Publié le 25 août 2020
Non, ce n'est pas d'une deuxième vague de coronavirus dont parlent nos amis de Vigousse cette semaine, plutôt de celle des romans qui font peur des excellentes Editions Gore des Alpes.

Stéphane Babey, Vigousse

Alors que la Suisse vit dans la crainte d’une deuxième vague, en voici une qui fait encore bien plus peur, puisqu’il s’agit de celle de l’excellente collection Gore des Alpes, initiée par l’écrivain et humoriste Philippe Battaglia. Après trois volumes publiés il y a un peu moins d’une année, voici la deuxième livraison de ces récits qui mêlent horreur, sang et humour dans un contexte valaisan.
L'Eventreuse
Commençons par L’Eventreuse, signé Stéphanie Glassey, qui adopte un angle historique en s’intéressant aux faiseuses d’anges, indispensables auxiliaires des sages-femmes dans ces vallées reculées où règnent le viol et l’inceste. Mi-guérisseuse mi-sorcière, l’avorteuse est tolérée car elle permet de faire disparaître les traces des exactions des hommes, mais elle risque à tout moment d’être désignée à la vindicte publique et exécutée. Le récit se déroule en 1880. Marie-Ange, excédée par la cruauté et l’hypocrisie des mâles, décide d’ajouter à son rôle d’avorteuse celui de furie vengeresse. Pour chaque jeune fille délivrée de son enfant indésiré, elle traque le responsable pour le faire payer.

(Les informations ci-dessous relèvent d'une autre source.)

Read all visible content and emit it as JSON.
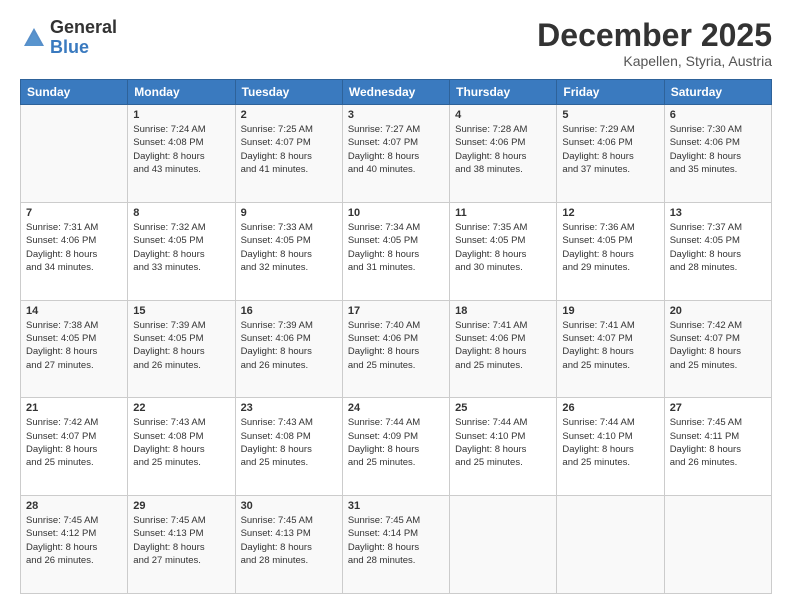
{
  "header": {
    "logo": {
      "general": "General",
      "blue": "Blue"
    },
    "title": "December 2025",
    "location": "Kapellen, Styria, Austria"
  },
  "calendar": {
    "days_of_week": [
      "Sunday",
      "Monday",
      "Tuesday",
      "Wednesday",
      "Thursday",
      "Friday",
      "Saturday"
    ],
    "weeks": [
      [
        {
          "day": "",
          "info": ""
        },
        {
          "day": "1",
          "info": "Sunrise: 7:24 AM\nSunset: 4:08 PM\nDaylight: 8 hours\nand 43 minutes."
        },
        {
          "day": "2",
          "info": "Sunrise: 7:25 AM\nSunset: 4:07 PM\nDaylight: 8 hours\nand 41 minutes."
        },
        {
          "day": "3",
          "info": "Sunrise: 7:27 AM\nSunset: 4:07 PM\nDaylight: 8 hours\nand 40 minutes."
        },
        {
          "day": "4",
          "info": "Sunrise: 7:28 AM\nSunset: 4:06 PM\nDaylight: 8 hours\nand 38 minutes."
        },
        {
          "day": "5",
          "info": "Sunrise: 7:29 AM\nSunset: 4:06 PM\nDaylight: 8 hours\nand 37 minutes."
        },
        {
          "day": "6",
          "info": "Sunrise: 7:30 AM\nSunset: 4:06 PM\nDaylight: 8 hours\nand 35 minutes."
        }
      ],
      [
        {
          "day": "7",
          "info": "Sunrise: 7:31 AM\nSunset: 4:06 PM\nDaylight: 8 hours\nand 34 minutes."
        },
        {
          "day": "8",
          "info": "Sunrise: 7:32 AM\nSunset: 4:05 PM\nDaylight: 8 hours\nand 33 minutes."
        },
        {
          "day": "9",
          "info": "Sunrise: 7:33 AM\nSunset: 4:05 PM\nDaylight: 8 hours\nand 32 minutes."
        },
        {
          "day": "10",
          "info": "Sunrise: 7:34 AM\nSunset: 4:05 PM\nDaylight: 8 hours\nand 31 minutes."
        },
        {
          "day": "11",
          "info": "Sunrise: 7:35 AM\nSunset: 4:05 PM\nDaylight: 8 hours\nand 30 minutes."
        },
        {
          "day": "12",
          "info": "Sunrise: 7:36 AM\nSunset: 4:05 PM\nDaylight: 8 hours\nand 29 minutes."
        },
        {
          "day": "13",
          "info": "Sunrise: 7:37 AM\nSunset: 4:05 PM\nDaylight: 8 hours\nand 28 minutes."
        }
      ],
      [
        {
          "day": "14",
          "info": "Sunrise: 7:38 AM\nSunset: 4:05 PM\nDaylight: 8 hours\nand 27 minutes."
        },
        {
          "day": "15",
          "info": "Sunrise: 7:39 AM\nSunset: 4:05 PM\nDaylight: 8 hours\nand 26 minutes."
        },
        {
          "day": "16",
          "info": "Sunrise: 7:39 AM\nSunset: 4:06 PM\nDaylight: 8 hours\nand 26 minutes."
        },
        {
          "day": "17",
          "info": "Sunrise: 7:40 AM\nSunset: 4:06 PM\nDaylight: 8 hours\nand 25 minutes."
        },
        {
          "day": "18",
          "info": "Sunrise: 7:41 AM\nSunset: 4:06 PM\nDaylight: 8 hours\nand 25 minutes."
        },
        {
          "day": "19",
          "info": "Sunrise: 7:41 AM\nSunset: 4:07 PM\nDaylight: 8 hours\nand 25 minutes."
        },
        {
          "day": "20",
          "info": "Sunrise: 7:42 AM\nSunset: 4:07 PM\nDaylight: 8 hours\nand 25 minutes."
        }
      ],
      [
        {
          "day": "21",
          "info": "Sunrise: 7:42 AM\nSunset: 4:07 PM\nDaylight: 8 hours\nand 25 minutes."
        },
        {
          "day": "22",
          "info": "Sunrise: 7:43 AM\nSunset: 4:08 PM\nDaylight: 8 hours\nand 25 minutes."
        },
        {
          "day": "23",
          "info": "Sunrise: 7:43 AM\nSunset: 4:08 PM\nDaylight: 8 hours\nand 25 minutes."
        },
        {
          "day": "24",
          "info": "Sunrise: 7:44 AM\nSunset: 4:09 PM\nDaylight: 8 hours\nand 25 minutes."
        },
        {
          "day": "25",
          "info": "Sunrise: 7:44 AM\nSunset: 4:10 PM\nDaylight: 8 hours\nand 25 minutes."
        },
        {
          "day": "26",
          "info": "Sunrise: 7:44 AM\nSunset: 4:10 PM\nDaylight: 8 hours\nand 25 minutes."
        },
        {
          "day": "27",
          "info": "Sunrise: 7:45 AM\nSunset: 4:11 PM\nDaylight: 8 hours\nand 26 minutes."
        }
      ],
      [
        {
          "day": "28",
          "info": "Sunrise: 7:45 AM\nSunset: 4:12 PM\nDaylight: 8 hours\nand 26 minutes."
        },
        {
          "day": "29",
          "info": "Sunrise: 7:45 AM\nSunset: 4:13 PM\nDaylight: 8 hours\nand 27 minutes."
        },
        {
          "day": "30",
          "info": "Sunrise: 7:45 AM\nSunset: 4:13 PM\nDaylight: 8 hours\nand 28 minutes."
        },
        {
          "day": "31",
          "info": "Sunrise: 7:45 AM\nSunset: 4:14 PM\nDaylight: 8 hours\nand 28 minutes."
        },
        {
          "day": "",
          "info": ""
        },
        {
          "day": "",
          "info": ""
        },
        {
          "day": "",
          "info": ""
        }
      ]
    ]
  }
}
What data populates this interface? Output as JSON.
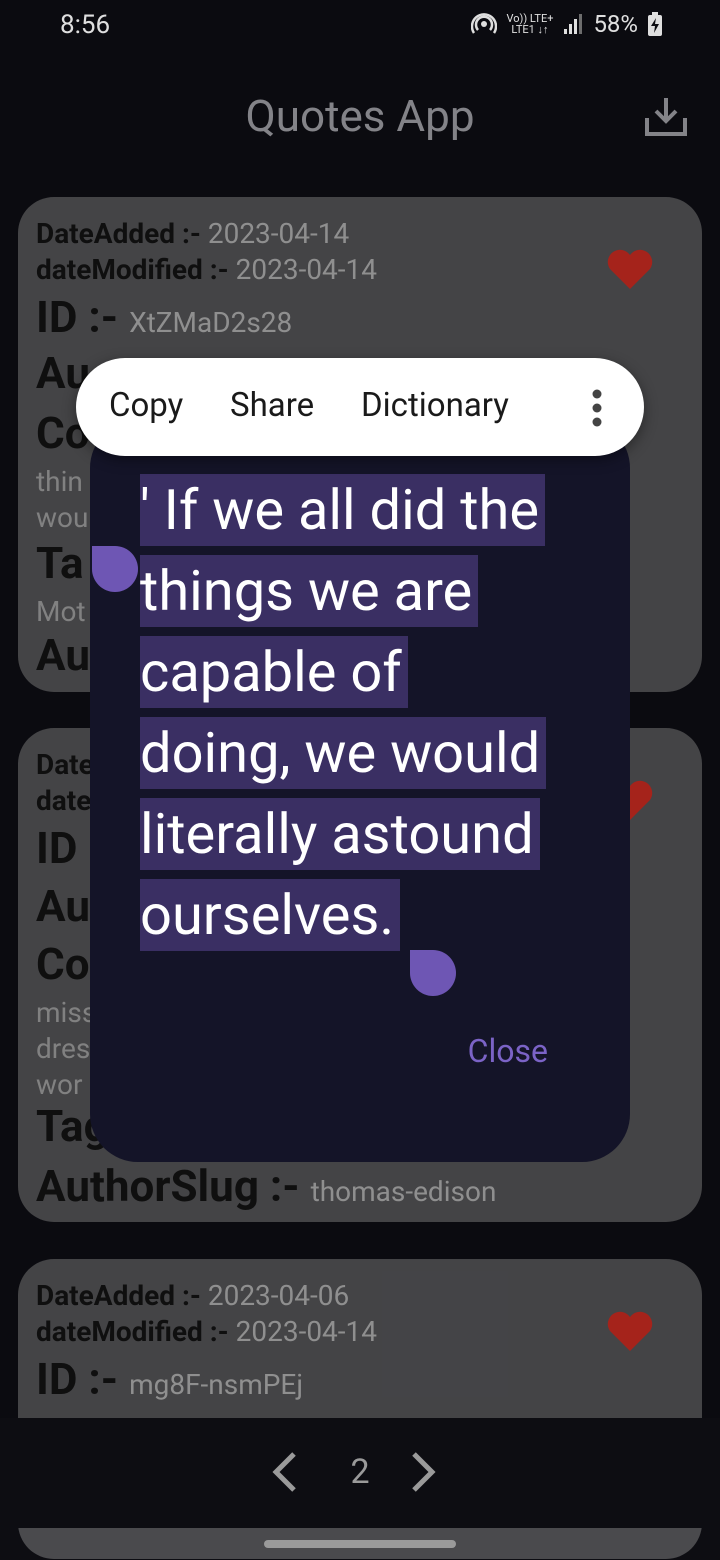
{
  "status": {
    "time": "8:56",
    "network_top": "Vo)) LTE+",
    "network_bottom": "LTE1 ↓↑",
    "battery": "58%"
  },
  "app_bar": {
    "title": "Quotes App",
    "download_icon": "download-icon"
  },
  "cards": [
    {
      "date_added_label": "DateAdded :-",
      "date_added": "2023-04-14",
      "date_modified_label": "dateModified :-",
      "date_modified": "2023-04-14",
      "id_label": "ID :-",
      "id": "XtZMaD2s28",
      "author_partial": "Au",
      "content_partial": "Co",
      "text_line1": "thin",
      "text_line2": "wou",
      "tags_partial": "Ta",
      "tag_value_partial": "Mot",
      "author_slug_partial": "Au"
    },
    {
      "date_added_partial": "Date",
      "date_modified_partial": "date",
      "id_label": "ID",
      "author_partial": "Au",
      "content_partial": "Co",
      "text_line1": "miss",
      "text_line2": "dres",
      "text_line3": "wor",
      "tags_partial": "Tag",
      "author_slug_label": "AuthorSlug :-",
      "author_slug": "thomas-edison"
    },
    {
      "date_added_label": "DateAdded :-",
      "date_added": "2023-04-06",
      "date_modified_label": "dateModified :-",
      "date_modified": "2023-04-14",
      "id_label": "ID :-",
      "id": "mg8F-nsmPEj"
    }
  ],
  "dialog": {
    "quote_lines": [
      "' If we all did the",
      "things we are",
      "capable of",
      "doing, we would",
      "literally astound",
      "ourselves."
    ],
    "close_label": "Close"
  },
  "text_toolbar": {
    "copy": "Copy",
    "share": "Share",
    "dictionary": "Dictionary"
  },
  "pager": {
    "page": "2"
  },
  "colors": {
    "accent": "#7b63c6",
    "selection": "#3a2f63",
    "heart": "#b3261e"
  }
}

Stéphanie Glassey retourne habilement les conventions du genre horrifique. Ici, les monstres sont les humains et leurs pulsions. Ceux qui violent et ceux qui détournent le regard, garantissant ainsi l’impunité aux bourreaux, qui sont le plus souvent des notables. Au passage, l’auteure rappelle un certain nombre de vérités historiques peu reluisantes, comme le placement des enfants pauvres chez les riches propriétaires qui en abusaient selon leur bon plaisir. Et les pratiques obstétriques mêlant subtilités théologiques et superstition, comme l’ondoiement, consistant à baptiser un mort-né à l’intérieur de l’utérus par introduction d’une main trempée dans l’e...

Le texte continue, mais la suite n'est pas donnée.